Ma la sua vita restò segnata da cicliche crisi depressive, ricoveri e tentativi di suicidio. Il 4 ottobre 1974 si tolse la vita con un gesto teatrale e lucido, avvolta in una pelliccia di sua madre, seduta in garage, respirando i gas di scarico dell’auto.
Sylvia Plath: la fiamma breve
Sylvia Plath, nata a Boston nel 1932, visse una parabola altrettanto intensa. Poetessa precoce, autrice di numerosissime poesie e del romanzo La campana di vetro, la sua scrittura mescolava un’ossessione per la perfezione formale a una tensione emotiva devastante.
Nel suo mondo poetico convivono immagini domestiche e archetipi mitologici, il quotidiano e l’apocalittico.
Come Sexton, Plath visse tra trionfi letterari e abissi interiori, e riversò nei suoi testi la materia incandescente della propria vita. Nel febbraio 1963, a trent’anni, si tolse la vita, lasciando un corpus poetico che sarebbe diventato pietra miliare della letteratura del Novecento.
Un legame oltre la vita
L’amicizia tra Plath e Sexton si alimentava di un reciproco riconoscimento: due donne che si vedevano, si capivano e si incoraggiavano a scrivere senza veli.

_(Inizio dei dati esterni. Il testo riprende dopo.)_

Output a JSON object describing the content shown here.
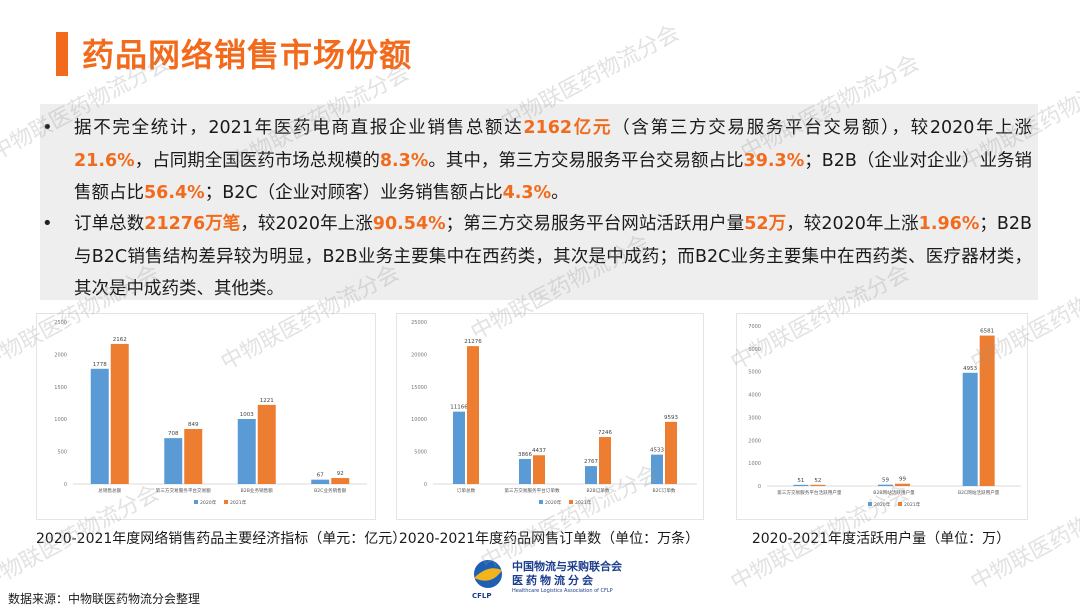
{
  "title": "药品网络销售市场份额",
  "bullets": [
    [
      {
        "t": "据不完全统计，2021年医药电商直报企业销售总额达",
        "h": false
      },
      {
        "t": "2162亿元",
        "h": true
      },
      {
        "t": "（含第三方交易服务平台交易额），较2020年上涨",
        "h": false
      },
      {
        "t": "21.6%",
        "h": true
      },
      {
        "t": "，占同期全国医药市场总规模的",
        "h": false
      },
      {
        "t": "8.3%",
        "h": true
      },
      {
        "t": "。其中，第三方交易服务平台交易额占比",
        "h": false
      },
      {
        "t": "39.3%",
        "h": true
      },
      {
        "t": "；B2B（企业对企业）业务销售额占比",
        "h": false
      },
      {
        "t": "56.4%",
        "h": true
      },
      {
        "t": "；B2C（企业对顾客）业务销售额占比",
        "h": false
      },
      {
        "t": "4.3%",
        "h": true
      },
      {
        "t": "。",
        "h": false
      }
    ],
    [
      {
        "t": "订单总数",
        "h": false
      },
      {
        "t": "21276万笔",
        "h": true
      },
      {
        "t": "，较2020年上涨",
        "h": false
      },
      {
        "t": "90.54%",
        "h": true
      },
      {
        "t": "；第三方交易服务平台网站活跃用户量",
        "h": false
      },
      {
        "t": "52万",
        "h": true
      },
      {
        "t": "，较2020年上涨",
        "h": false
      },
      {
        "t": "1.96%",
        "h": true
      },
      {
        "t": "；B2B与B2C销售结构差异较为明显，B2B业务主要集中在西药类，其次是中成药；而B2C业务主要集中在西药类、医疗器材类，其次是中成药类、其他类。",
        "h": false
      }
    ]
  ],
  "bullet_symbol": "•",
  "chart_data": [
    {
      "type": "bar",
      "categories": [
        "总销售总额",
        "第三方交易服务平台交易额",
        "B2B业务销售额",
        "B2C业务销售额"
      ],
      "series": [
        {
          "name": "2020年",
          "values": [
            1778,
            708,
            1003,
            67
          ]
        },
        {
          "name": "2021年",
          "values": [
            2162,
            849,
            1221,
            92
          ]
        }
      ],
      "ylim": [
        0,
        2500
      ],
      "yticks": [
        0,
        500,
        1000,
        1500,
        2000,
        2500
      ],
      "legend": "bottom",
      "caption": "2020-2021年度网络销售药品主要经济指标（单元：亿元）"
    },
    {
      "type": "bar",
      "categories": [
        "订单总数",
        "第三方交易服务平台订单数",
        "B2B订单数",
        "B2C订单数"
      ],
      "series": [
        {
          "name": "2020年",
          "values": [
            11166,
            3866,
            2767,
            4533
          ]
        },
        {
          "name": "2021年",
          "values": [
            21276,
            4437,
            7246,
            9593
          ]
        }
      ],
      "ylim": [
        0,
        25000
      ],
      "yticks": [
        0,
        5000,
        10000,
        15000,
        20000,
        25000
      ],
      "legend": "bottom",
      "caption": "2020-2021年度药品网售订单数（单位：万条）"
    },
    {
      "type": "bar",
      "categories": [
        "第三方交易服务平台活跃用户量",
        "B2B网站活跃用户量",
        "B2C网站活跃用户量"
      ],
      "series": [
        {
          "name": "2020年",
          "values": [
            51,
            59,
            4953
          ]
        },
        {
          "name": "2021年",
          "values": [
            52,
            99,
            6581
          ]
        }
      ],
      "ylim": [
        0,
        7000
      ],
      "yticks": [
        0,
        1000,
        2000,
        3000,
        4000,
        5000,
        6000,
        7000
      ],
      "legend": "bottom",
      "caption": "2020-2021年度活跃用户量（单位：万）"
    }
  ],
  "colors": {
    "c2020": "#5b9bd5",
    "c2021": "#ed7d31",
    "accent": "#f26b1d"
  },
  "source": "数据来源：中物联医药物流分会整理",
  "logo": {
    "cn_line1": "中国物流与采购联合会",
    "cn_line2": "医药物流分会",
    "en_line": "Healthcare Logistics Association of CFLP",
    "abbr": "CFLP"
  },
  "watermark": "中物联医药物流分会"
}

Pur percorrendo strade diverse, entrambe seppero dare voce alla condizione femminile in un’America che preferiva le donne silenziose, ordinate, invisibili.
Le loro vite, e soprattutto le loro opere, mostrano come la poesia possa essere un luogo di libertà assoluta, ma anche una lama a doppio taglio, capace di ferire chi la impugna.

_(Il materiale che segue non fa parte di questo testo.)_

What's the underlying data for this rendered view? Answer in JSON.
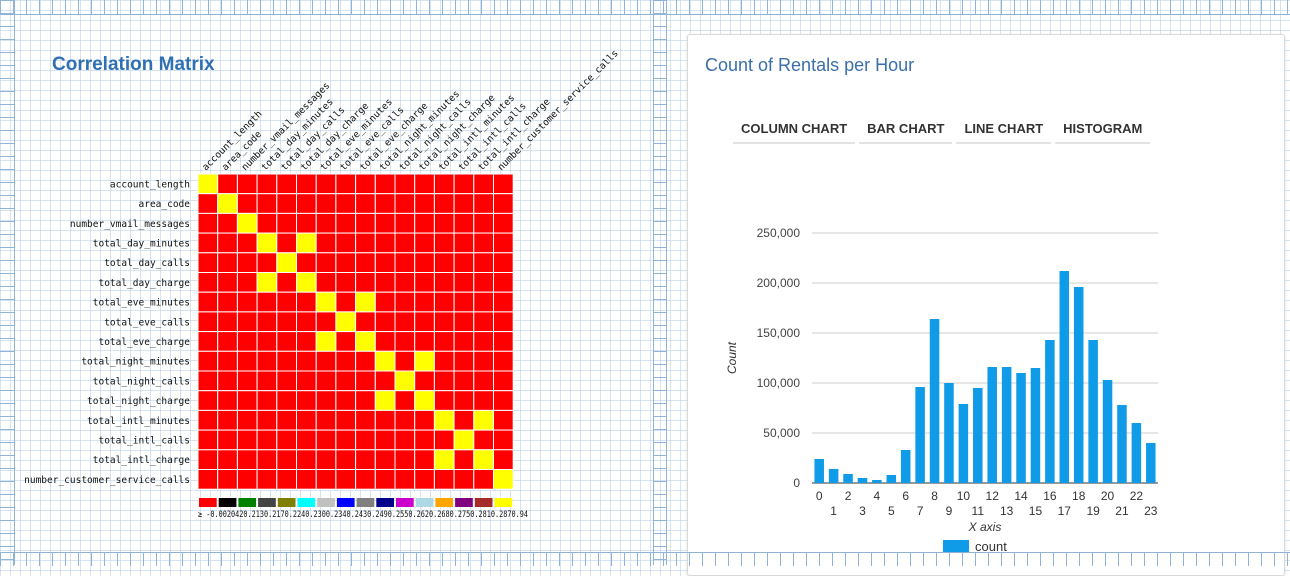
{
  "left_panel": {
    "title": "Correlation Matrix",
    "matrix_labels": [
      "account_length",
      "area_code",
      "number_vmail_messages",
      "total_day_minutes",
      "total_day_calls",
      "total_day_charge",
      "total_eve_minutes",
      "total_eve_calls",
      "total_eve_charge",
      "total_night_minutes",
      "total_night_calls",
      "total_night_charge",
      "total_intl_minutes",
      "total_intl_calls",
      "total_intl_charge",
      "number_customer_service_calls"
    ],
    "yellow_cells": [
      [
        0,
        0
      ],
      [
        1,
        1
      ],
      [
        2,
        2
      ],
      [
        3,
        3
      ],
      [
        3,
        5
      ],
      [
        4,
        4
      ],
      [
        5,
        3
      ],
      [
        5,
        5
      ],
      [
        6,
        6
      ],
      [
        6,
        8
      ],
      [
        7,
        7
      ],
      [
        8,
        6
      ],
      [
        8,
        8
      ],
      [
        9,
        9
      ],
      [
        9,
        11
      ],
      [
        10,
        10
      ],
      [
        11,
        9
      ],
      [
        11,
        11
      ],
      [
        12,
        12
      ],
      [
        12,
        14
      ],
      [
        13,
        13
      ],
      [
        14,
        12
      ],
      [
        14,
        14
      ],
      [
        15,
        15
      ]
    ],
    "cell_color": "#ff0000",
    "highlight_color": "#ffff00",
    "legend_colors": [
      "#ff0000",
      "#000000",
      "#008000",
      "#444444",
      "#808000",
      "#00ffff",
      "#c0c0c0",
      "#0000ff",
      "#808080",
      "#00008b",
      "#cc00cc",
      "#add8e6",
      "#ffa500",
      "#800080",
      "#a52a2a",
      "#ffff00"
    ],
    "legend_text": "≥ -0.0020420.2130.2170.2240.2300.2340.2430.2490.2550.2620.2680.2750.2810.2870.94"
  },
  "right_panel": {
    "title": "Count of Rentals per Hour",
    "buttons": [
      "COLUMN CHART",
      "BAR CHART",
      "LINE CHART",
      "HISTOGRAM"
    ]
  },
  "chart_data": {
    "type": "bar",
    "categories": [
      "0",
      "1",
      "2",
      "3",
      "4",
      "5",
      "6",
      "7",
      "8",
      "9",
      "10",
      "11",
      "12",
      "13",
      "14",
      "15",
      "16",
      "17",
      "18",
      "19",
      "20",
      "21",
      "22",
      "23"
    ],
    "series": [
      {
        "name": "count",
        "values": [
          24000,
          14000,
          9000,
          5000,
          3000,
          8000,
          33000,
          96000,
          164000,
          100000,
          79000,
          95000,
          116000,
          116000,
          110000,
          115000,
          143000,
          212000,
          196000,
          143000,
          103000,
          78000,
          60000,
          40000
        ],
        "color": "#0f9be8"
      }
    ],
    "xlabel": "X axis",
    "ylabel": "Count",
    "ylim": [
      0,
      250000
    ],
    "yticks": [
      "0",
      "50,000",
      "100,000",
      "150,000",
      "200,000",
      "250,000"
    ],
    "legend": "bottom"
  }
}
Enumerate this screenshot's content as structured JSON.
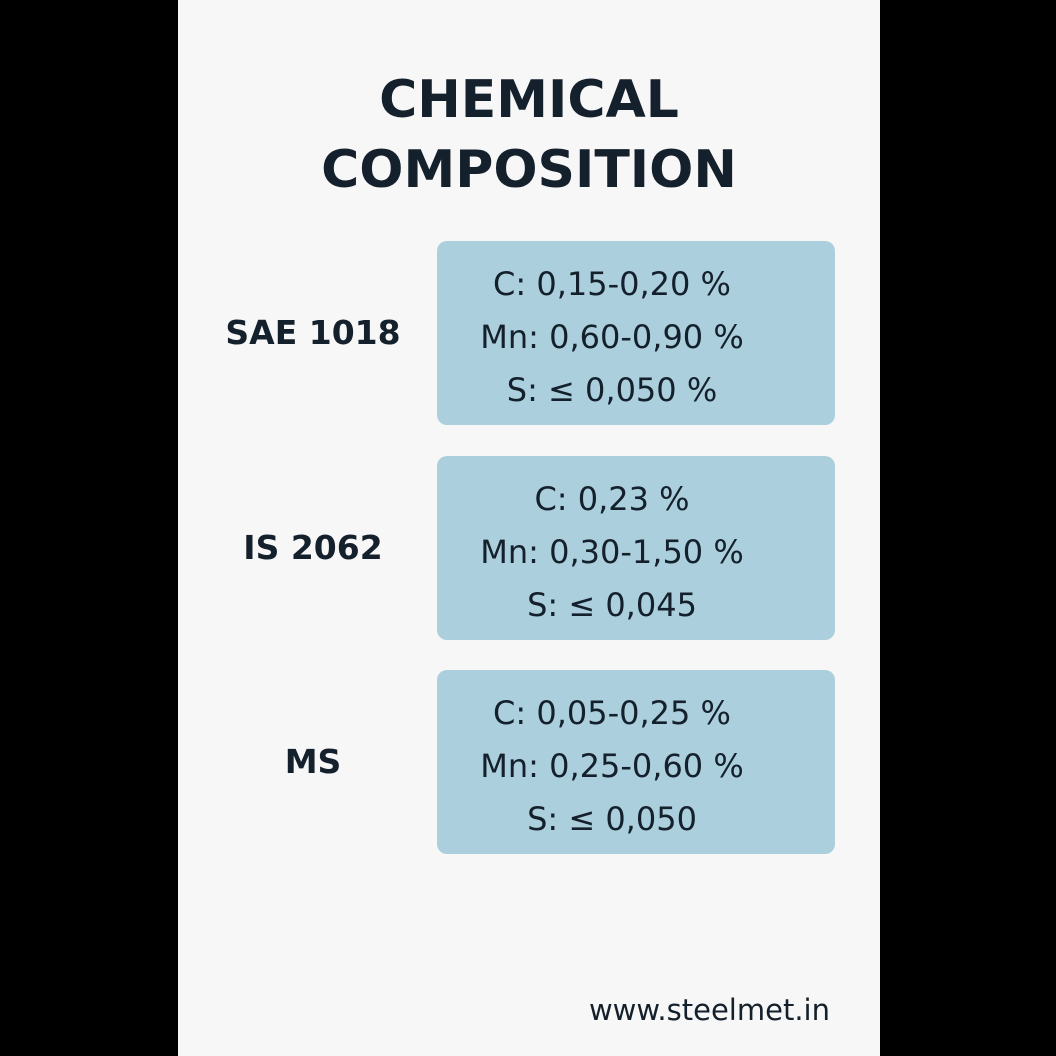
{
  "header": {
    "title_lines": [
      "CHEMICAL",
      "COMPOSITION"
    ]
  },
  "grades": [
    {
      "name": "SAE 1018",
      "lines": [
        "C: 0,15-0,20 %",
        "Mn: 0,60-0,90 %",
        "S: ≤ 0,050 %"
      ]
    },
    {
      "name": "IS 2062",
      "lines": [
        "C: 0,23 %",
        "Mn: 0,30-1,50 %",
        "S: ≤ 0,045"
      ]
    },
    {
      "name": "MS",
      "lines": [
        "C: 0,05-0,25 %",
        "Mn: 0,25-0,60 %",
        "S: ≤ 0,050"
      ]
    }
  ],
  "footer": {
    "website": "www.steelmet.in"
  }
}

La biografia edita da Le Lettere, è perfetta per comprendere davvero Anne Sexton, non basta leggere i suoi versi: bisogna conoscere la donna dietro la poetessa.
Anne Sexton. Una vita di Diane Middlebrook, unica biografia autorizzata e pubblicata in Italia da Le Lettere, ricostruisce con rigore e intensità una personalità complessa: la casalinga degli anni Cinquanta, la seduttrice magnetica, l’artista premiata e acclamata, ma anche la donna segnata dall’alcolismo e dalla malattia mentale.
Il libro alterna momenti di vita pubblica: letture, premi, interviste, a squarci privati di fragilità e auto-sabotaggio, mostrando come in Sexton creatività e distruttività fossero inseparabili.
È un ritratto affascinante e crudele, che mette in luce la capacità della poetessa di scardinare il canone e affrontare, nei versi, argomenti ancora oggi scottanti.
La presentazione di Rosaria Lo Russo sottolinea l’attualità della sua voce: la sua poesia parla ancora oggi alle donne che si sentono intrappolate, agli outsider che cercano parole per nominare la propria inquietudine.